Nook Color: Barnes & Noble's Full-Color Tablet With Apps, Mags and Books for $250


Barnes & Noble's touchscreen Nook Color—a reading-centric, 7-inch Android tablet with full color books, magazines, newspapers and apps is well, surprisingly good. It might be the best Android tablet yet, even. Update: Video!

The Hardware


The new Nook sports a seven inch 1024x600 full-color LCD touchscreen made by LG, accelerometer-enabled for both portrait and landscape orientations. The screen sports a laminated coating that should minimize glare. The pixel density is nice—if you're comfortable reading books on the iPad, this is better, though in the crappy lighting here it's hard to judge how awesome the glare-free coating is (or isn't).



The device weighs in at slightly under a pound (15.8 ounces), and it's a little under half an inch thick. It's not impressively thin, but the roundedoffness is part of the reason it seems that way.

For storage, you'll have 8 GB of internal memory to fill, and a microSD slot for future expansion. Wireless access will be confined to Wi-Fi for the time being, with no 3G version available. Barnes & Noble is claiming an 8 hour battery life, and that's with wireless off.



The Interface

The Nook Color is essentially a reading-centric Android tablet with a heavily customized interface. In demo form, it's got some ever-so-slight stuttering all through the experience, from swiping through full color books to pinch-zooming. The lower portion of the Nook Color's interface contains swipeable book (or magazine) covers, easily thrown up into the main portion of the screen for reading or sharing online with friends. The library view categorizes your content into customized shelves (sort your newspapers by themselves, for example), along with personal doc and PDF files.



The Content

• Support for the existing 2 million "nookbooks" in the Barnes & Noble Nook library.

• Conde Nast and Hearst, the two biggest mag publishers—think Wired, PopMech, Vanity Fair—are onboard

• First device to offer over 100 color newspapers and magazines (both individual issues and subscriptions), including big names like The Wall Street Journal, The New York Times, Rolling Stone, and Elle. The Times looked way more basic than it does on the iPad when we saw it running.

• Music playback, whether stored or streaming, will be possible while reading

• "Nook Kids" will read selected interactive picture books to your children with the help of professional narrators.

• The Nook Color will play "most" video formats outside of Flash.

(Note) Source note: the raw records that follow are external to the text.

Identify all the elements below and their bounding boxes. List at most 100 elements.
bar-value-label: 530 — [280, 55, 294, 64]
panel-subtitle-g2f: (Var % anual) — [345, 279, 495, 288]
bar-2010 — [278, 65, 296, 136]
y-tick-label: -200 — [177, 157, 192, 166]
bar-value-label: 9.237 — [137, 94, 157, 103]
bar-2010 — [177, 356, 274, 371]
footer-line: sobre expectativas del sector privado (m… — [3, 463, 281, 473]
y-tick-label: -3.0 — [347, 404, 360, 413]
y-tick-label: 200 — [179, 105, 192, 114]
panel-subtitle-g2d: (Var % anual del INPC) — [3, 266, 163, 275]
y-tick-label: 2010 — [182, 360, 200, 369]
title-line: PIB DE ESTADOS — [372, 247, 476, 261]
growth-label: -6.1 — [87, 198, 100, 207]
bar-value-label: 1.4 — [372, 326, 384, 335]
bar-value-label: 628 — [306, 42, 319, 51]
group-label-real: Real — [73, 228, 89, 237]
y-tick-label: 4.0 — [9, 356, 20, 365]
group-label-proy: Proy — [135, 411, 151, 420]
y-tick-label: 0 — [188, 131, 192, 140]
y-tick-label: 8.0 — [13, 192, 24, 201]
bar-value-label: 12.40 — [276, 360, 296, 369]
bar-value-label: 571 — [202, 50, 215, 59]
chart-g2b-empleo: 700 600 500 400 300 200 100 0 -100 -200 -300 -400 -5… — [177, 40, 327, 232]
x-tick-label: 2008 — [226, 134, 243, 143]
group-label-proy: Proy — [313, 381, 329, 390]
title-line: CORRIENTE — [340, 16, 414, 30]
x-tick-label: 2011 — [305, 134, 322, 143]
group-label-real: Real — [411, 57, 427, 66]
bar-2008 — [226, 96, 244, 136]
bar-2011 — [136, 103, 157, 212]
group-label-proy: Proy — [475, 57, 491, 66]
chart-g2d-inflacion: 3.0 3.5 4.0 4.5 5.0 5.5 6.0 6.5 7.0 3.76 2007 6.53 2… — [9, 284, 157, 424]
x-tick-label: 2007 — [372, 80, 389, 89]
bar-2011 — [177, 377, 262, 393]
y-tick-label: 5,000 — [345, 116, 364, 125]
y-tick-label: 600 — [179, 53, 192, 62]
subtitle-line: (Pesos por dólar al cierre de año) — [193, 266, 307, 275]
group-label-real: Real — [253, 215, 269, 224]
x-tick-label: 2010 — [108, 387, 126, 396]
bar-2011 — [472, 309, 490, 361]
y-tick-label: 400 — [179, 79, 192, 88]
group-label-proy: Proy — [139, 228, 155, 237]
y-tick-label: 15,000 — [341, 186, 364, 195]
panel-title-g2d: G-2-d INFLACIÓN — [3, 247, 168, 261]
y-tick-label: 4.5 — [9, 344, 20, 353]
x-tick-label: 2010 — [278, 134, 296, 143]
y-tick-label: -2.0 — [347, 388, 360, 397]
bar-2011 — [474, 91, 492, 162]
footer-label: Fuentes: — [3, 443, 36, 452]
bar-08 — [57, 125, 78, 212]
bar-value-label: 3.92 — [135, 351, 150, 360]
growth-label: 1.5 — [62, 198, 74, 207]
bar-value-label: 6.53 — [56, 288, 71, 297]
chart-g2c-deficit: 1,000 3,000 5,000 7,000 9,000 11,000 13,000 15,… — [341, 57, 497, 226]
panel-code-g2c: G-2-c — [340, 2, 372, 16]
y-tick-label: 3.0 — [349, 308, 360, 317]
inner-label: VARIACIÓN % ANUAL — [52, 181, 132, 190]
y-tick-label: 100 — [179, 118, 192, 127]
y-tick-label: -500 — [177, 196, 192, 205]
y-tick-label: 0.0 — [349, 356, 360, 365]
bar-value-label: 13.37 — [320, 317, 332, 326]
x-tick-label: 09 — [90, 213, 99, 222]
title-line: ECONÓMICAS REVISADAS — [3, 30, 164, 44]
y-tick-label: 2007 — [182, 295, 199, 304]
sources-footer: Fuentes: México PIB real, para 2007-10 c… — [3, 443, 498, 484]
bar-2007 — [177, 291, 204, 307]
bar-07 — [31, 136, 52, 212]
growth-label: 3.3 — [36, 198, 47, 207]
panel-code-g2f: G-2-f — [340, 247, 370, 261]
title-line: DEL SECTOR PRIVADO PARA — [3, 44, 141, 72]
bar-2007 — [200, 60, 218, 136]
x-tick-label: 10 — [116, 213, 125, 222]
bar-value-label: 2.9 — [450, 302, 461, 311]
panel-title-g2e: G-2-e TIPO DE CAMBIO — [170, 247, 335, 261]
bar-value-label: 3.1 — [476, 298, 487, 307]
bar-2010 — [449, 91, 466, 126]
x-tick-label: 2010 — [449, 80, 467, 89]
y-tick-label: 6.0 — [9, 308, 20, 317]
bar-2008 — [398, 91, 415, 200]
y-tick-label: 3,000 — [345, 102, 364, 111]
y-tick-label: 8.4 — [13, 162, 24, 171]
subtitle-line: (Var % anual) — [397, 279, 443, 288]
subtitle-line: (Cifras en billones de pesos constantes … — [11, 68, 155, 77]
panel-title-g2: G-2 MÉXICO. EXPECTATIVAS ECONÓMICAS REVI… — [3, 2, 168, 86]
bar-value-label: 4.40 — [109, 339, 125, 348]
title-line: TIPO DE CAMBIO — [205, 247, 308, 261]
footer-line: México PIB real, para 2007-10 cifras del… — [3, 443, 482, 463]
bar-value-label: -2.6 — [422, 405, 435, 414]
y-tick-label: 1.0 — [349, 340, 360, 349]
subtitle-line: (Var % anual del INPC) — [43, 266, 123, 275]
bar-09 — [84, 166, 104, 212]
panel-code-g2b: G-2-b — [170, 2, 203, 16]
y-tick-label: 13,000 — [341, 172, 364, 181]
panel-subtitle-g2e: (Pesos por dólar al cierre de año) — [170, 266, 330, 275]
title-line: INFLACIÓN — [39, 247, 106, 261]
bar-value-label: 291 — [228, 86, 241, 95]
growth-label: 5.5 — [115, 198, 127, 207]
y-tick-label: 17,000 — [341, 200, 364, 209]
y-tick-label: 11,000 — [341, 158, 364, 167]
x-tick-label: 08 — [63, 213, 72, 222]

• Barnes & Noble was cagey about how much of the new content would be coming to its iPad app. We're guessing yes to color ebooks and maybe some elements of the kids' books, but not the newspaper or mag subscriptions. The Nook Color is going to be the best place for B&N content—which is interesting, given that the iPad is in many ways, still the best Kindle device.



What About Apps?

So, the Nook Color is built on Android. And it'll run apps. But not Android Market apps. There's no access to the Android Market. No, developers have to develop them exclusively for the Nook Color, and it's only going to be a handful of close partners launch, like Pandora.

We're not sure what's going to be mean for apps on this platform—how eager are devs going to be to jump on this?—especially considering apps won't be backward-compatible with existing Nooks. But apps that are built for Android will be an "easy port" to be submitted to B&N's own store after being optimized for the 7-inch screen. "Continuous" reading will be supported, allowing you to stop reading on the Nook tablet and pick up where you left off on a Nook app. You can listen to Pandora while you read, on the plus side.

"Nook Friends" will allow readers to share their thoughts on whatever it is they're reading through various social networking platforms, including Facebook and Twitter. You'll be able to post your favorite excerpt from a novel you're reading, for example, or set your online status to a particularly pithy quote, directly from the Nook.

Pricing and Availability

The Nook Color's gonna be $250 when it launches "on or around" Nov. 19, and they're "not thinking of lowering this price point anytime soon" no matter what, say, Amazon or Apple do. But you can grab the old Nook for $150. In a big move, it'll be available at Walmart, Best Buy, Books-a-Million (where it's become the official BAM reader), and of course, Barnes & Noble locations. Kindle, eat your heart out.